Arvada Center. “Into the Woods.” This production of the Stephen Sondheim-James Lapine delight announces a marked change at the arts hub with Lynne Collins taking the helm as artistic director after Rod Lansberry’s retirement. (Sept. 9-Oct. 9; arvadacenter.org)

BDT Stage. “Buddy: The Buddy Holly Story.” Dinner and a jukebox tribute to Charles Hardin Holley before the day the music died. (Oct. 21-Jan. 28,  bdtstage.com)

Buntport. “Coyote. Badger. Rattlesnake.” Denver’s ingenuous theater-makers reprise their witty and wily comedy about two colleagues at work on — and bickering about — a diorama at a natural history museum. (Sept. 30-Oct.15; buntport.com)

Lakewood Cultural Center. “A Grand Night for Singing.” Think of it as Richard Rodgers and Oscar Hammerstein II’s B sides. (Oh, how that dates us.) While this revue features tunes from lesser-known musicals — “Allegro,” “Me and Juliet,” “State Fair” and “Pipe Dream” among them — it can’t help throwing in hits from the likes of “Carousel,” “Oklahoma!” and “The Sound of Music.” (Sept. 9-25; lakewood.org)

Miners Alley Playhouse. “Hair.” The Golden theater is letting the sun shine in this timely production of the classic about hippies, peace, love and friskiness in the shadow of the Vietnam war. (Through Oct. 2; minersalley.com)

Town Hall Arts Center. Why pop Xanax when you could drop by this Littleton playhouse for a dose of “Xanadu,” Douglas Carter Beane’s effervescent adaptation of the 1980 movie that starred Olivia Newton-John. Then, one of musical theater’s titans is celebrated with “Putting It Together. A Staged Concert Featuring the Music and Lyrics of Stephen Sondheim.” (“Xanadu,” Sept. 16-Oct. 16; “Putting It Together,” Oct. 27-30; townhallartscenter.org)

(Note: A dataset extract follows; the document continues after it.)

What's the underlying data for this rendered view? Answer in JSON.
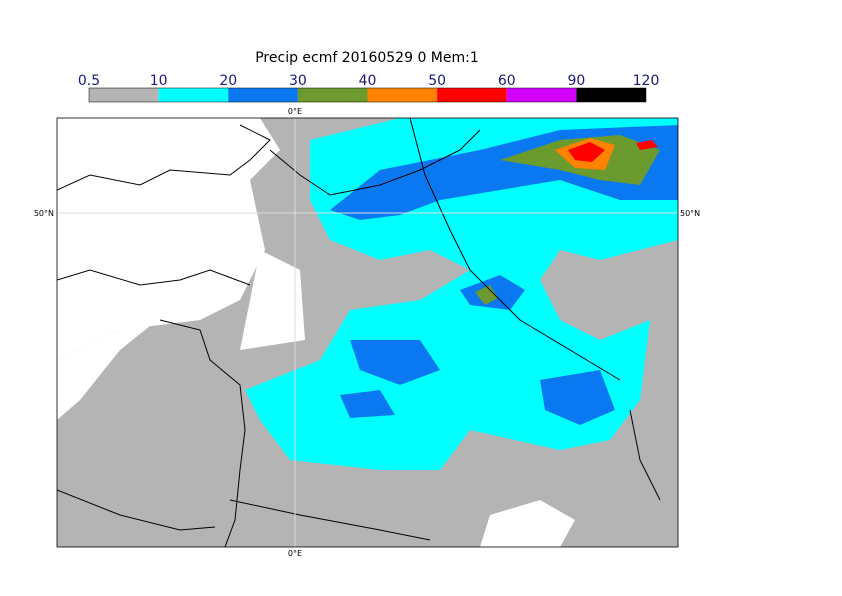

Stories on Stage. The beloved staged reading series commemorates Banned Books Week with “The Banned Books Club,” a collection of short stories from some of the American Library Association’s list of “challenged books,” read by Seth Dhonau, Jose Guerrero and Camryn-Nailah Torres. (Sept. 11 in person at Su Teatro, 711 Santa Fe Drive; virtually beginning Sept. 15; storiesonstage.org)

Vintage Theatre. The Aurora mainstay joins with the Performance Now Theatre Company to mount the Tony Award-winning romp “The Drowsy Chaperone.” In Vintage’s smaller house, Julia Cho’s chilling story about an aging teacher, “The Piano Teacher,” promises to tinkle dark notes once Mrs. K reaches out to her former students. (“Chaperone,” through Oct. 9; “Piano Teacher,” Sept. 16-Oct. 16; vintagetheatre.org).